Eloise ergueu o rosto, sorrindo.
O beijo veio antes de qualquer palavra. Lento, terno, e cheio daquilo que os dois já não precisavam mais esconder.
A noite os envolveu como uma promessa silenciosa.
Entre risos, carícias e sussurros, o tempo deixou de existir.
O que aconteceu depois não precisava de testemunhas — bastava o toque, o olhar, e o amor que falava por si.
Quando a manhã chegou, a luz do sol atravessava as frestas da cortina, desenhando faixas douradas sobre os lençóis amassados.

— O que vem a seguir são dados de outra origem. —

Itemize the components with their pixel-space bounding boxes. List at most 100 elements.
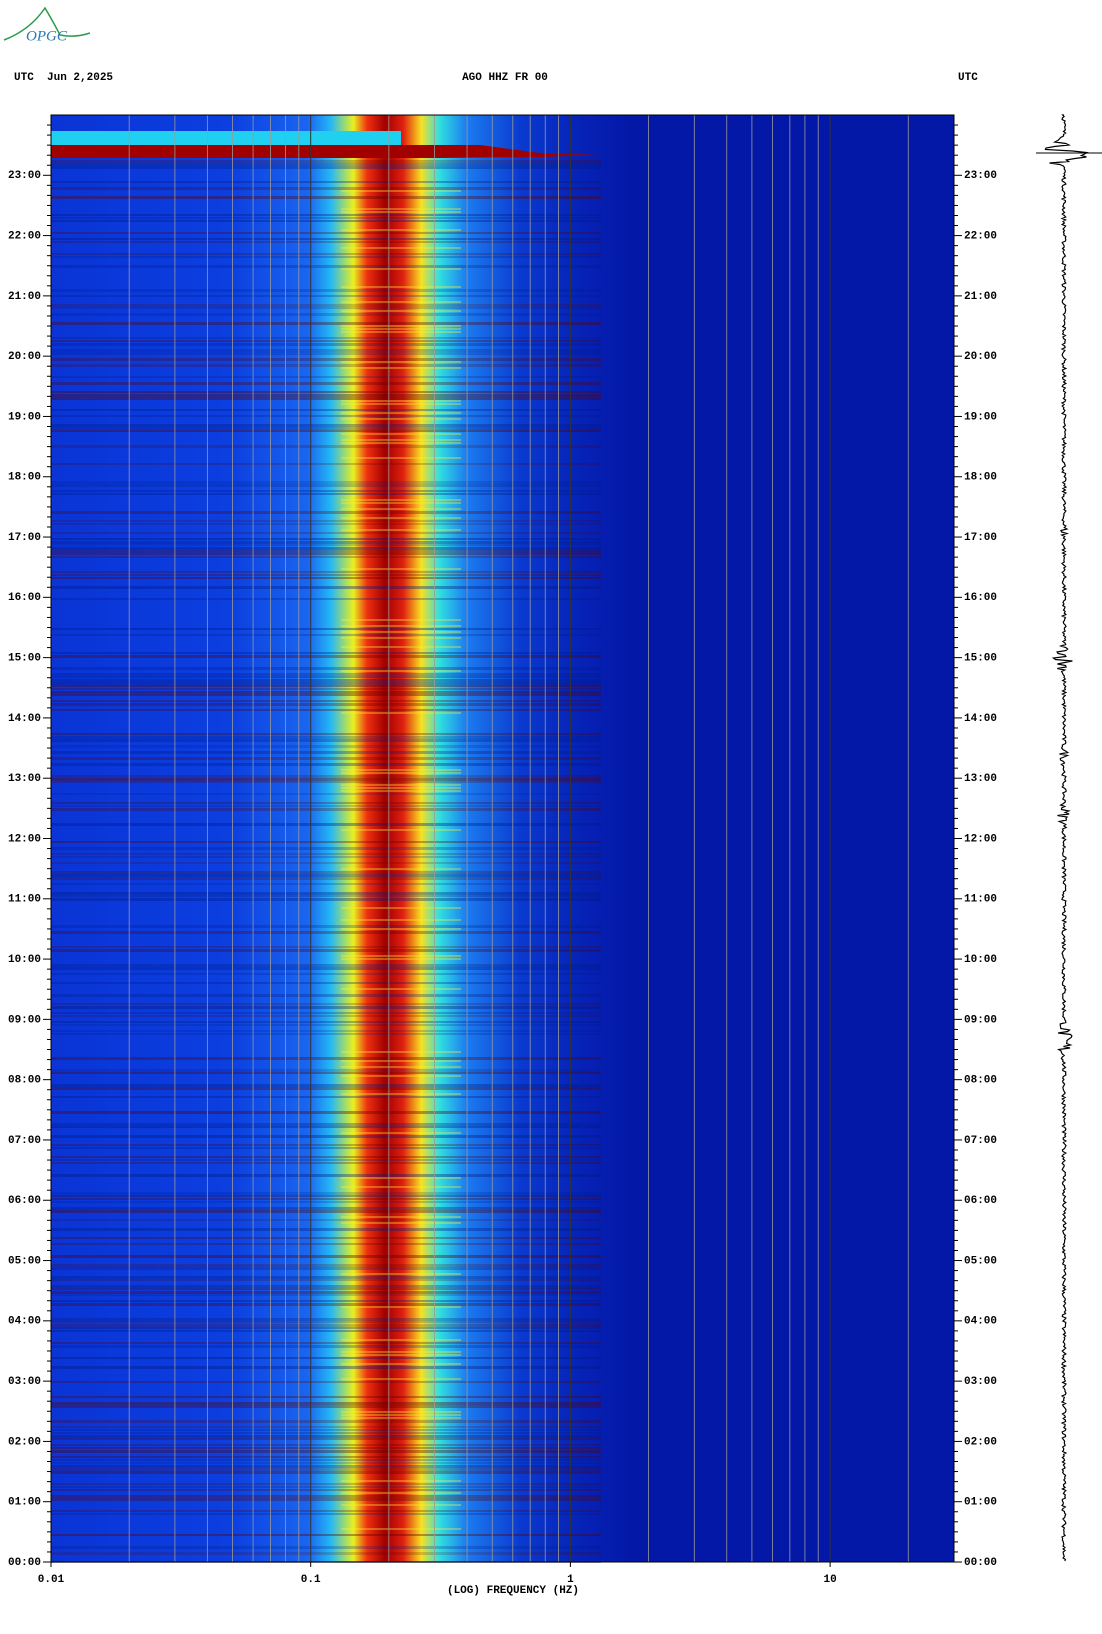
y-tick-label-right: 04:00 xyxy=(964,1316,997,1328)
streak xyxy=(51,673,601,676)
y-tick-label-right: 11:00 xyxy=(964,894,997,906)
y-tick-label: 10:00 xyxy=(8,954,41,966)
streak xyxy=(51,1465,601,1468)
streak xyxy=(341,1351,461,1353)
date-label: UTC Jun 2,2025 xyxy=(14,72,113,84)
streak xyxy=(51,1156,601,1158)
streak xyxy=(51,1357,601,1359)
streak xyxy=(341,190,461,192)
streak xyxy=(51,1435,601,1438)
streak xyxy=(51,571,601,573)
streak xyxy=(51,1534,601,1536)
streak xyxy=(341,919,461,921)
streak xyxy=(51,1264,601,1267)
streak xyxy=(341,568,461,570)
streak xyxy=(341,229,461,231)
streak xyxy=(341,988,461,990)
streak xyxy=(51,1033,601,1035)
streak xyxy=(51,187,601,190)
streak xyxy=(51,532,601,534)
streak xyxy=(51,856,601,858)
streak xyxy=(341,400,461,402)
streak xyxy=(51,1486,601,1488)
streak xyxy=(51,1438,601,1440)
streak xyxy=(341,433,461,435)
streak xyxy=(341,646,461,648)
streak xyxy=(51,166,601,169)
streak xyxy=(341,769,461,771)
y-tick-label-right: 07:00 xyxy=(964,1135,997,1147)
streak xyxy=(51,1267,601,1270)
streak xyxy=(51,1294,601,1296)
streak xyxy=(51,343,601,346)
y-tick-label-right: 17:00 xyxy=(964,532,997,544)
streak xyxy=(51,1012,601,1014)
streak xyxy=(51,364,601,367)
streak xyxy=(51,1345,601,1348)
streak xyxy=(341,1051,461,1053)
streak xyxy=(341,418,461,420)
y-tick-label: 02:00 xyxy=(8,1436,41,1448)
y-tick-label: 08:00 xyxy=(8,1075,41,1087)
streak xyxy=(51,1300,601,1302)
streak xyxy=(341,625,461,627)
streak xyxy=(51,1021,601,1023)
streak xyxy=(51,1471,601,1474)
streak xyxy=(51,931,601,934)
y-tick-label: 20:00 xyxy=(8,351,41,363)
streak xyxy=(51,523,601,525)
streak xyxy=(51,349,601,352)
streak xyxy=(51,1366,601,1369)
y-tick-label: 11:00 xyxy=(8,894,41,906)
streak xyxy=(51,1072,601,1074)
streak xyxy=(51,382,601,385)
streak xyxy=(51,1243,601,1245)
streak xyxy=(341,712,461,714)
y-tick-label-right: 06:00 xyxy=(964,1195,997,1207)
streak xyxy=(51,793,601,795)
streak xyxy=(51,307,601,309)
streak xyxy=(341,1060,461,1062)
streak xyxy=(51,1087,601,1090)
y-tick-label-right: 16:00 xyxy=(964,592,997,604)
streak xyxy=(51,694,601,696)
streak xyxy=(51,214,601,216)
y-tick-label: 16:00 xyxy=(8,592,41,604)
y-tick-label-right: 09:00 xyxy=(964,1014,997,1026)
y-tick-label-right: 20:00 xyxy=(964,351,997,363)
right-label: UTC xyxy=(958,72,978,84)
y-tick-label-right: 22:00 xyxy=(964,230,997,242)
streak xyxy=(51,1276,601,1279)
streak xyxy=(51,676,601,678)
streak xyxy=(51,304,601,307)
streak xyxy=(51,241,601,243)
streak xyxy=(51,445,601,448)
y-tick-label-right: 12:00 xyxy=(964,833,997,845)
streak xyxy=(51,883,601,885)
y-tick-label-right: 18:00 xyxy=(964,472,997,484)
streak xyxy=(51,484,601,487)
streak xyxy=(51,1123,601,1126)
streak xyxy=(51,397,601,400)
streak xyxy=(51,1462,601,1464)
streak xyxy=(51,1198,601,1200)
streak xyxy=(341,1492,461,1494)
streak xyxy=(51,1495,601,1498)
streak xyxy=(51,427,601,430)
streak xyxy=(51,703,601,706)
streak xyxy=(51,1429,601,1431)
streak xyxy=(51,982,601,984)
streak xyxy=(341,868,461,870)
y-tick-label-right: 10:00 xyxy=(964,954,997,966)
x-tick-label: 0.1 xyxy=(301,1574,321,1586)
streak xyxy=(51,196,601,199)
streak xyxy=(51,322,601,325)
streak xyxy=(341,1093,461,1095)
streak xyxy=(341,1480,461,1482)
streak xyxy=(51,1210,601,1213)
streak xyxy=(51,1219,601,1221)
streak xyxy=(51,1174,601,1177)
y-tick-label-right: 08:00 xyxy=(964,1075,997,1087)
streak xyxy=(341,499,461,501)
streak xyxy=(51,289,601,292)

Eloise despertou primeiro.
Ficou em silêncio, observando o rosto de Augusto adormecido ao lado — o cabelo bagunçado, a expressão serena, o peito subindo e descendo em um ritmo tranquilo.
Ela sorriu.
Havia algo de novo ali — uma leveza que não vinha só do descanso, mas da certeza de que, pela primeira vez em muito tempo, ambos estavam exatamente onde queriam estar.
Augusto abriu os olhos devagar, o sorriso nascendo junto com o dia.
— Bom dia, minha futura esposa.
Eloise riu, de leve, o coração apertando de amor.
— Bom dia, senhor Monteiro.
Ele estendeu a mão, entrelaçando os dedos dela.
Por um instante, o mundo inteiro coube naquele gesto — simples, sincero e cheio de promessas.
Lá fora, o sol já estava alto.
Mas, dentro daquele quarto, a luz que importava vinha deles.
O cheiro de café fresco se misturava ao aroma salgado do mar.
Eloise estava sentada à mesa da varanda, de robe claro, os cabelos ainda soltos e o sorriso sereno.
Augusto apareceu logo depois, descalço, a camisa parcialmente aberta, segurando duas xícaras fumegantes.
— Latte para a senhorita Nogueira — disse, com um ar brincalhão.
— Senhora Monteiro — corrigiu ela, rindo.
— Ah, sim, senhora Monteiro — respondeu ele, rindo, colocando a xícara diante dela.
Eloise balançou a cabeça, fingindo impaciência, mas o sorriso a entregava.
O vento leve balançava as cortinas, e o som distante das ondas completava o cenário.
— Sabe o que é estranho? — disse ela, apoiando o queixo na mão. — Eu acordo e ainda preciso me lembrar de que tudo isso é real.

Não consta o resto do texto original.